The courts blocked those orders, which never took effect.
A separate U.S. national security review of TikTok launched in
late 2019 remains active and ongoing, a White House official
said, declining to offer any details. The White House remains
very concerned about the data risks of TikTok users, another
administration official told reporters.
The Biden order directs the Commerce Department to monitor
software applications like TikTok that could affect U.S.
national security, as well as to make recommendations within 120
days to protect U.S. data acquired or accessible by companies
controlled by foreign adversaries.
TikTok declined to comment. WeChat did not immediately comment.
"This is a positive step in the right direction," said Gao Feng,
spokesperson at the Chinese commerce ministry, at a regular
press conference on Thursday. Gao added that China had noticed
that the United States requires a new security review of the
apps, and hopes that "the U.S. will treat Chinese companies
fairly and avoid politicizing economic and trade issues."
WeChat, which has been downloaded at least 19 million times by
U.S. users, is widely used as a medium for services, games and
payments.
Michael Bien, the lead lawyer for the WeChat Users Alliance,
which had sued to block the Trump order, praised the Biden
administration for revoking the "wrong-headed ban on WeChat that
... would have led to the unprecedented shutdown of a major
platform for communications relied on by millions of people in
the United States."
Biden's new executive order revokes the WeChat and TikTok orders
Trump issued in August, along with another in January that
targeted eight other communications and financial technology
software applications.
The January Trump order directed officials to ban transactions
with eight Chinese apps including Ant Group's Alipay and Tencent
Holdings Ltd's QQ Wallet and WeChat pay; no bans have been
issued to date.
The Trump administration contended that WeChat and TikTok posed
national security concerns because sensitive personal data of
U.S. users could be collected by China’s government.
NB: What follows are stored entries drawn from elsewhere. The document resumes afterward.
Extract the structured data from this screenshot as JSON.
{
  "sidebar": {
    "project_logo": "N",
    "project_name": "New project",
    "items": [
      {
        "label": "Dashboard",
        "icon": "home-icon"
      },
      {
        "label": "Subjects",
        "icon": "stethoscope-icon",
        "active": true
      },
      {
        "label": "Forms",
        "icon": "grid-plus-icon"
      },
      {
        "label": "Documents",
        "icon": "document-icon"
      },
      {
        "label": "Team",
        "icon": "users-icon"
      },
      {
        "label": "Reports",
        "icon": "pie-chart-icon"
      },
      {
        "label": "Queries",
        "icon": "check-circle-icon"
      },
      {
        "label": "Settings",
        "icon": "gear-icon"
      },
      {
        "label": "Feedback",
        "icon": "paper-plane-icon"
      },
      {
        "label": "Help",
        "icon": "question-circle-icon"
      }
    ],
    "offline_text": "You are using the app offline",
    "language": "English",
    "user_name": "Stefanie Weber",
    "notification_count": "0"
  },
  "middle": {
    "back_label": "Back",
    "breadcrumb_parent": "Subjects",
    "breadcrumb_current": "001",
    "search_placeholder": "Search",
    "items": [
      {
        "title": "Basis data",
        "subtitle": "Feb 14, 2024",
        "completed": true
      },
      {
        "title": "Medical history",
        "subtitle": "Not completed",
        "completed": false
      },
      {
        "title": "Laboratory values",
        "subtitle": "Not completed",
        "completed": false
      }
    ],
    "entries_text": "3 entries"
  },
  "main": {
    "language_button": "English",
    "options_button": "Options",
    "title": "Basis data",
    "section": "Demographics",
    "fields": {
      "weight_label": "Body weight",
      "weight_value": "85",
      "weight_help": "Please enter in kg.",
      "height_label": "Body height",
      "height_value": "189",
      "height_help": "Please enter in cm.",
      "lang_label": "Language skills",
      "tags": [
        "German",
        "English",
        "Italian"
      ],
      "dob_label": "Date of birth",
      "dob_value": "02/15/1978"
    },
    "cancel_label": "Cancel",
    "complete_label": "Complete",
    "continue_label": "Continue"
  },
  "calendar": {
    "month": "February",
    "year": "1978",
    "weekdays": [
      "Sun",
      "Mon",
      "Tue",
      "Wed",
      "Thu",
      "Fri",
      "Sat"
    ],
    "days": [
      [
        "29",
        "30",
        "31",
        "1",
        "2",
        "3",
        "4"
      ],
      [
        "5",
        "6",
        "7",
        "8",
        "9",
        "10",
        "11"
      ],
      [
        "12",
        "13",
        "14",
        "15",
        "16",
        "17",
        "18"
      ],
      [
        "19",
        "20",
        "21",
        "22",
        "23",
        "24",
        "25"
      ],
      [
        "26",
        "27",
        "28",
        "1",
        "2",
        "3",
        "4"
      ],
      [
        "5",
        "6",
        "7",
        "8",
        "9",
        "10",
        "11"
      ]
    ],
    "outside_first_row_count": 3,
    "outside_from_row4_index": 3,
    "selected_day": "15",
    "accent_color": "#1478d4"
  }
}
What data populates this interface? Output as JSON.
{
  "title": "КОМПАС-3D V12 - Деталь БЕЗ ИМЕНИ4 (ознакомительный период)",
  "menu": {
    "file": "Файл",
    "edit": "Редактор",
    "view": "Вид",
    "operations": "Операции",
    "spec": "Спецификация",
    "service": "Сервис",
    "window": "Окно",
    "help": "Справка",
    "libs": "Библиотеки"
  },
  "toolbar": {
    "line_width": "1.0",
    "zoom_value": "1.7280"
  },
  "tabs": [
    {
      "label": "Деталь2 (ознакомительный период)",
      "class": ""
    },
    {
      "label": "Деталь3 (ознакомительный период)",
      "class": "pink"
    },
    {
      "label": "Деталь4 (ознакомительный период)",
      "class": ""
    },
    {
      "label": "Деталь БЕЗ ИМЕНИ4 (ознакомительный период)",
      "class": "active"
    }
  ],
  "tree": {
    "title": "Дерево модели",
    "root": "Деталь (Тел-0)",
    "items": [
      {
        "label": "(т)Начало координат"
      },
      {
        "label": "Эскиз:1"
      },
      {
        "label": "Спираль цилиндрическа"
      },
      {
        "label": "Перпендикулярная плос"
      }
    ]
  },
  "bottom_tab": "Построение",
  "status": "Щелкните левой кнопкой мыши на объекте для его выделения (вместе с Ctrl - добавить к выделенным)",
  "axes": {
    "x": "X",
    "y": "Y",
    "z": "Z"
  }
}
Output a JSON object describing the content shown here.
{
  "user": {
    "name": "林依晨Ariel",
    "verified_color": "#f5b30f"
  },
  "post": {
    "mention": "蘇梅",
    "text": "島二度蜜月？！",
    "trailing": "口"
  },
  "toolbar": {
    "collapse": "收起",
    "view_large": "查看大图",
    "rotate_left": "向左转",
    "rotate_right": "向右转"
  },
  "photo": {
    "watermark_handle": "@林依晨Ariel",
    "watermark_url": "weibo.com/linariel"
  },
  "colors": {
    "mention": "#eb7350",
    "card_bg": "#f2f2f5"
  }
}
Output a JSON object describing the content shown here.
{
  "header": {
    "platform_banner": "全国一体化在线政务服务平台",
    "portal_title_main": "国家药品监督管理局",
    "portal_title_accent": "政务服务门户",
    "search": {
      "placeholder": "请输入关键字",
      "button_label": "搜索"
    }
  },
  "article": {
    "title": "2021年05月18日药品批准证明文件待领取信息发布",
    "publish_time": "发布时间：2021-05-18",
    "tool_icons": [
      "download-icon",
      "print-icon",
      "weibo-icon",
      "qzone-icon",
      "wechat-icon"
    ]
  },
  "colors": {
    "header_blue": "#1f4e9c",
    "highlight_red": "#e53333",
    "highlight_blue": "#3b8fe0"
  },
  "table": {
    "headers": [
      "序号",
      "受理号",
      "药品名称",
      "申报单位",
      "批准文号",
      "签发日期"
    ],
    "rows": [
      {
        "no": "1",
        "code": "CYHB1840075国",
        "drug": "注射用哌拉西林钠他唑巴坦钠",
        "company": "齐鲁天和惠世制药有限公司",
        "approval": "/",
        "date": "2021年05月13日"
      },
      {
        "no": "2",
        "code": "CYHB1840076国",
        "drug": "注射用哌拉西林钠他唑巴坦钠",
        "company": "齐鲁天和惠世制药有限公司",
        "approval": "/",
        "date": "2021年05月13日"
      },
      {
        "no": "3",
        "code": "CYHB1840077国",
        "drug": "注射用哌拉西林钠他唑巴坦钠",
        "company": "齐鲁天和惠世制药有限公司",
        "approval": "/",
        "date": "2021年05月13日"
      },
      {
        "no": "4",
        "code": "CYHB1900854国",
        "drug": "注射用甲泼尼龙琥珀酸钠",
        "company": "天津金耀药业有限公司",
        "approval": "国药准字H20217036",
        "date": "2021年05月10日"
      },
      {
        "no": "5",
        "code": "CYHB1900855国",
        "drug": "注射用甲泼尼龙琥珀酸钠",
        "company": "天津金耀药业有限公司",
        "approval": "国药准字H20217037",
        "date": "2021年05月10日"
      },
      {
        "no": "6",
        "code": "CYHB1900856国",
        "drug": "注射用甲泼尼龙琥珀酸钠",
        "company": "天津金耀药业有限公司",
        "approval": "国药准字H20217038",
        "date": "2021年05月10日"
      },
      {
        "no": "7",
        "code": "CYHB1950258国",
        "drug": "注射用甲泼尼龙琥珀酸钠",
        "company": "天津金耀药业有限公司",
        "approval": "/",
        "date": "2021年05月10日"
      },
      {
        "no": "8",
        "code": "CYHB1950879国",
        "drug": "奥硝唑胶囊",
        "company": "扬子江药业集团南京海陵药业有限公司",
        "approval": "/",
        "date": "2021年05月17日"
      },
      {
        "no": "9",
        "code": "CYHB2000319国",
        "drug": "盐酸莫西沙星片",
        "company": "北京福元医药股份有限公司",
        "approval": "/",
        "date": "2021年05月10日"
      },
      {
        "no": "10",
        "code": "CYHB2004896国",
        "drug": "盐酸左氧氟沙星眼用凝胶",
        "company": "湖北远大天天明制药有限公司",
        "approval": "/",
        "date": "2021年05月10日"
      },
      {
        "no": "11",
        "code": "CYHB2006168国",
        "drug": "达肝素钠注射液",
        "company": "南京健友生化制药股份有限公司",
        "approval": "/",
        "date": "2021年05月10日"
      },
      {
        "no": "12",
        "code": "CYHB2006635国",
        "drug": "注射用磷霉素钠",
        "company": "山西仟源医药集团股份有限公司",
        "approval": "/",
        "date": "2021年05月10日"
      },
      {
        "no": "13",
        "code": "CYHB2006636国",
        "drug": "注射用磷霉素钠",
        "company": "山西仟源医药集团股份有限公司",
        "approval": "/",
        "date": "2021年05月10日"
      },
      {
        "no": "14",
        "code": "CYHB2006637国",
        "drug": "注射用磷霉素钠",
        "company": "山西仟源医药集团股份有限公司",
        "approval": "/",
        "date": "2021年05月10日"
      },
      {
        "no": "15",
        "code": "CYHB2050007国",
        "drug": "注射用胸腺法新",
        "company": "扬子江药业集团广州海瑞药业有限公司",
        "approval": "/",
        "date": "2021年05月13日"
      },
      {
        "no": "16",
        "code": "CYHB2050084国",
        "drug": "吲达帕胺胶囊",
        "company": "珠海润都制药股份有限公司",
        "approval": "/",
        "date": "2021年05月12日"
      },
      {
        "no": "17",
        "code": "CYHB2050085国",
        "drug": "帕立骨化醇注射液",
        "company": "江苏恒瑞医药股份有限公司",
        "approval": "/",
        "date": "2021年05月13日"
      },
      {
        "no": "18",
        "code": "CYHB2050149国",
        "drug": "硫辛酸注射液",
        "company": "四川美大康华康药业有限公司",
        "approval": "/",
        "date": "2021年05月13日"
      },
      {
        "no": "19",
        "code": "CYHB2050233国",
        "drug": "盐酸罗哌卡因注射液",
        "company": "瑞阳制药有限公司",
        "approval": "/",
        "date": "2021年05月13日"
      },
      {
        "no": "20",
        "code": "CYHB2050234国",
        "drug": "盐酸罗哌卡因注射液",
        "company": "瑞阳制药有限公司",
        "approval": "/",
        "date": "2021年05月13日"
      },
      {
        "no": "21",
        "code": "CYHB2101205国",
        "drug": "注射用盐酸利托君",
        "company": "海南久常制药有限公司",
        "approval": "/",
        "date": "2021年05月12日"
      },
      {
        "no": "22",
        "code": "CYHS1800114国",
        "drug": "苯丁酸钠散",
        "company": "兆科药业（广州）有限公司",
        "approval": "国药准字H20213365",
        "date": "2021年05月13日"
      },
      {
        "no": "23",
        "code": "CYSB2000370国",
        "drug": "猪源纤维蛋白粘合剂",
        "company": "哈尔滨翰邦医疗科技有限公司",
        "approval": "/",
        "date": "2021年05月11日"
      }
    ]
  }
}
Both TikTok, which has over 100 million users in the United
States, and WeChat have denied posing national security
concerns.
In February, Reuters reported corporate sponsors raced back to
TikTok after some had paused or delayed efforts following
Trump's August announcement. General Motors' flagship Chevrolet
brand began advertising on TikTok in February through its own
channel.
The Trump administration had appealed judicial orders blocking
the bans on TikTok and WeChat, but after Biden took office in
January, the U.S. Justice Department asked to pause the appeals.
A spokesman for the U.S. Department of Justice declined to
comment. Status reports are due in the appeals cases on Friday.
Biden's order says collecting of data from Americans "threatens
to provide foreign adversaries with access to that information."
The order directs the Commerce Department to "evaluate on a
continuing basis" any transactions that "pose an undue risk of
catastrophic effects on the security or resiliency of the
critical infrastructure or digital economy of the United
States."
Biden's executive order requires within 60 days that U.S.
intelligence and Homeland Security agencies provide
vulnerability and threat assessments on U.S. data controlled by
foreign adversaries to the Commerce Department as it conducts
its review.
Republican Senator Josh Hawley said on Twitter the withdrawal of
the Trump orders are "a major mistake - shows alarming
complacency regarding #China’s access to Americans’ personal
information, as well as #China’s growing corporate influence."
Last week, Biden signed an executive order that bans U.S.
investment in certain Chinese companies in the defense and
surveillance technology sectors. The order replaced a similar
Trump-era order that did not withstand legal scrutiny.